I thought those jeans looked dumb, anyway. Kudos to those companies for bringing this to light!

Craig Sundstrom
Guest
10 years 2 months ago

“Factories that do not rigorously enforce proper health and safety standards for sandblasting put unsuspecting workers at risk.” This would seem like an excellent opportunity to onshore this activity, where (presumably) there will be rigorous enforcement, and where the high cost — or at least the claim of high cost — will allow for an exponential increase in the selling price.
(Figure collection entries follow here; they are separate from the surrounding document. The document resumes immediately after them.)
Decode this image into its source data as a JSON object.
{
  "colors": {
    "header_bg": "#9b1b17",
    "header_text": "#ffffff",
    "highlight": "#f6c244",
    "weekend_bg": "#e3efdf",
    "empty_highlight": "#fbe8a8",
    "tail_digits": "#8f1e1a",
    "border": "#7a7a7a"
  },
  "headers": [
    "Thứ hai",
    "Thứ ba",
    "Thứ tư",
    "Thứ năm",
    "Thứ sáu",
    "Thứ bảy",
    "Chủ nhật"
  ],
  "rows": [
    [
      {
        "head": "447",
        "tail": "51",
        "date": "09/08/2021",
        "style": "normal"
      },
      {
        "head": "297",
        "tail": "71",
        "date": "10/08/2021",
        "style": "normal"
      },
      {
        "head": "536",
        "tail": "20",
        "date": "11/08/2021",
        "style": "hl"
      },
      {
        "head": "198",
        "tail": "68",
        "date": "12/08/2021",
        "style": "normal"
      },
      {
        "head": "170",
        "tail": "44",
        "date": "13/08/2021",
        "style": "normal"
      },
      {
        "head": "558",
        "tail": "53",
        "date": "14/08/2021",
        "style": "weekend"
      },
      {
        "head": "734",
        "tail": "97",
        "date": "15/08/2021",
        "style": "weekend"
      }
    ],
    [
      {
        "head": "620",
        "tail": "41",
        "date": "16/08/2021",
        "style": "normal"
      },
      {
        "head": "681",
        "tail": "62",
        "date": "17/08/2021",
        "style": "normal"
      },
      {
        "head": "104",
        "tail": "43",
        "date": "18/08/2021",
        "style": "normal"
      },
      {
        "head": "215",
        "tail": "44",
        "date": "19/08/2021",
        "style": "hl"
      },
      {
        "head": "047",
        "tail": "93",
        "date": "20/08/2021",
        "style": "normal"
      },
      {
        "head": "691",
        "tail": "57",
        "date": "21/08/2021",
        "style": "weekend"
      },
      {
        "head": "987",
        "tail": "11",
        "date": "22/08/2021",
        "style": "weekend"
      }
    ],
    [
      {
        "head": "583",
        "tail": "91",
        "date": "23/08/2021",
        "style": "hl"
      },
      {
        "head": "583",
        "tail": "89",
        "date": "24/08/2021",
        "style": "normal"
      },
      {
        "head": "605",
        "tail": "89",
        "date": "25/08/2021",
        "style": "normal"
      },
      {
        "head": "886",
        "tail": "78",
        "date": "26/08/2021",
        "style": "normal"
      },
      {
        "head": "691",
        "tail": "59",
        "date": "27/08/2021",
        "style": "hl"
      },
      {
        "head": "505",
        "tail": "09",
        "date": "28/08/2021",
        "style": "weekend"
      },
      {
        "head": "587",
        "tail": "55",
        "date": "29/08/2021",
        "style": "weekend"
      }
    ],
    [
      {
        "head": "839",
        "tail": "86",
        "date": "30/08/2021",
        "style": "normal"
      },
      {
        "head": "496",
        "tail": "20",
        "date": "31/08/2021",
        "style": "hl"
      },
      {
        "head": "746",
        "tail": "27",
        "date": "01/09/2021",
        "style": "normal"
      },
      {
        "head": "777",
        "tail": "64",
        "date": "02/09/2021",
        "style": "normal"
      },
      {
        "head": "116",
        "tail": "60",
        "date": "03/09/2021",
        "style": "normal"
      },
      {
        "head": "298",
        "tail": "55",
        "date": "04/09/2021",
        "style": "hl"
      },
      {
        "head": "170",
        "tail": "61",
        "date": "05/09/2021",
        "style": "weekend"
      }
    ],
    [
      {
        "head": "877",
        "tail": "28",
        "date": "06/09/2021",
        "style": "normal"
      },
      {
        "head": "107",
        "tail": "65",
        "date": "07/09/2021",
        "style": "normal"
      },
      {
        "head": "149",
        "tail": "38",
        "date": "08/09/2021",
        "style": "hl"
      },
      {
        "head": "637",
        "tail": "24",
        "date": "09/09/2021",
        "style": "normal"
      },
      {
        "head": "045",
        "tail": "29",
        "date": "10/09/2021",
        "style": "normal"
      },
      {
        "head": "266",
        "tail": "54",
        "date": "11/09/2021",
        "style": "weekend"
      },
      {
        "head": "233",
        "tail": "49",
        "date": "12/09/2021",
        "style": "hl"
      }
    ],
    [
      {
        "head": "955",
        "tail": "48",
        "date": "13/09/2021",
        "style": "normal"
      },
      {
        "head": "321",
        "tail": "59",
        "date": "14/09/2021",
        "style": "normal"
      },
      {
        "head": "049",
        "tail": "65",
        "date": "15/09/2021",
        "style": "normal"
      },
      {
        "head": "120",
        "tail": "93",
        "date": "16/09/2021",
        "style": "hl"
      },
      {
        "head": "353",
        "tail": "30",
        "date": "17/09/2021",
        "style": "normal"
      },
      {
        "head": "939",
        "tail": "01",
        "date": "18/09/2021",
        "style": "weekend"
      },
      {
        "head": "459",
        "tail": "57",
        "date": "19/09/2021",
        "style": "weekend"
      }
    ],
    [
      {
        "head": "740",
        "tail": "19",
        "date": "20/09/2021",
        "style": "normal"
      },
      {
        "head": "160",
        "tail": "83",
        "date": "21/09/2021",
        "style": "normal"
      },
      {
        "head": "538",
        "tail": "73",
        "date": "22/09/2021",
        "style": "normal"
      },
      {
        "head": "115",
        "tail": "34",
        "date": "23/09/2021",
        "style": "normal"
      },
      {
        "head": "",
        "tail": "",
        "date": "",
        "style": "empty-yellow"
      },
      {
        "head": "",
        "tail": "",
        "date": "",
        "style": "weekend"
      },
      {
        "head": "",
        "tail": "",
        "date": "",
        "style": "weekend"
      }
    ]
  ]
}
Of course a cynic might note that people die on the job all the time, building office buildings, driving delivery trucks, and — particularly — mining coal to heat our houses, and there’s no rush to stop the “consumption” of those products.

Kai Clarke
Guest
10 years 2 months ago

Yes, yes and yes. When major manufacturers and key retailers are both stopping the fabrication and purchasing of the same product, it is only a matter of time before the rest of the industry follows. Add to this the bans by entire countries, and you have a large impetus to not make or purchase these items.

Eliott Olson
Guest
Eliott Olson
10 years 2 months ago

Good for Target and Levi Strauss. As soon as word gets out about the dangers of this fashion, it will become unfashionable.

Robert DiPietro
Guest
10 years 2 months ago

Yes, industry leaders should bring pressure on other companies. Part of their moral compass should be to enforce safe working conditions for suppliers.

It is just good business.

David Schulz
Guest
David Schulz
10 years 2 months ago

Ending sandblasting is probably a good thing, and if it is a “feel good” motive, then count on Target to be near the front of the parade. But as with all things industrial, agricultural, and just about every other way people make their livings, there is some risk involved. These case-by-case, high-profile actions send a bad message while answering few questions and addressing no issues.
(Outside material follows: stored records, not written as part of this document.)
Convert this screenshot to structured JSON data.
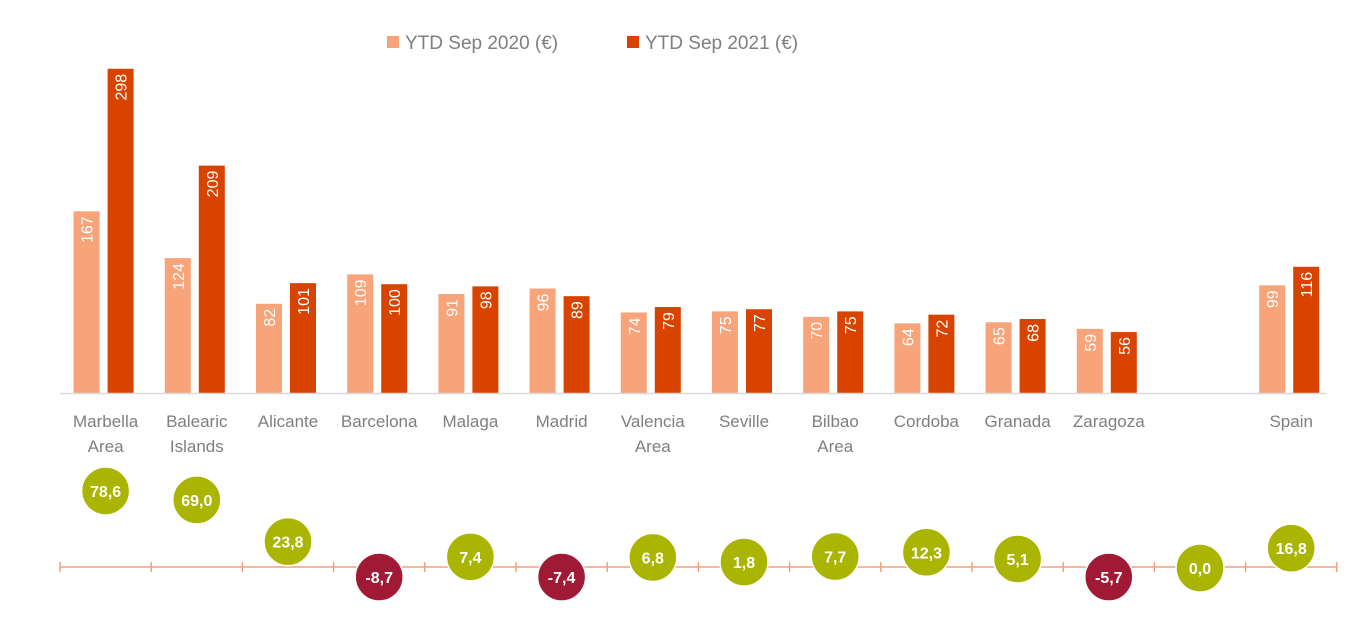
{
  "chart_data": {
    "type": "bar",
    "legend_position": "top-center",
    "grid": false,
    "colors": {
      "series_2020": "#F8A47B",
      "series_2021": "#D84400",
      "positive_change": "#A9B500",
      "negative_change": "#A01A36",
      "change_axis": "#F4A07A",
      "baseline": "#D9D9D9"
    },
    "categories": [
      [
        "Marbella",
        "Area"
      ],
      [
        "Balearic",
        "Islands"
      ],
      [
        "Alicante"
      ],
      [
        "Barcelona"
      ],
      [
        "Malaga"
      ],
      [
        "Madrid"
      ],
      [
        "Valencia",
        "Area"
      ],
      [
        "Seville"
      ],
      [
        "Bilbao",
        "Area"
      ],
      [
        "Cordoba"
      ],
      [
        "Granada"
      ],
      [
        "Zaragoza"
      ],
      [
        ""
      ],
      [
        "Spain"
      ]
    ],
    "series": [
      {
        "name": "YTD Sep 2020 (€)",
        "values": [
          167,
          124,
          82,
          109,
          91,
          96,
          74,
          75,
          70,
          64,
          65,
          59,
          null,
          99
        ]
      },
      {
        "name": "YTD Sep 2021 (€)",
        "values": [
          298,
          209,
          101,
          100,
          98,
          89,
          79,
          77,
          75,
          72,
          68,
          56,
          null,
          116
        ]
      }
    ],
    "change": {
      "values": [
        78.6,
        69.0,
        23.8,
        -8.7,
        7.4,
        -7.4,
        6.8,
        1.8,
        7.7,
        12.3,
        5.1,
        -5.7,
        0.0,
        16.8
      ],
      "labels": [
        "78,6",
        "69,0",
        "23,8",
        "-8,7",
        "7,4",
        "-7,4",
        "6,8",
        "1,8",
        "7,7",
        "12,3",
        "5,1",
        "-5,7",
        "0,0",
        "16,8"
      ]
    },
    "ylim": [
      0,
      300
    ]
  }
}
In today’s story, 40 workers die over a 5-year period. That’s 40 out of how many workers in the sandblasting industry? How does that compare with other industrial jobs in Turkey? Also, once sandblasting jeans is ended in Turkey, how will the workers provide for themselves and their families? We all take risks and to outsiders, those risks may not be commensurate with the rewards. Many of us would gladly accept the hypertension-heart attack-substance abuse-suicide risks to potentially earn what movie star or hedge fund managers make, but you can’t put yourself in a sandblaster’s shoes until you walk a mile in them.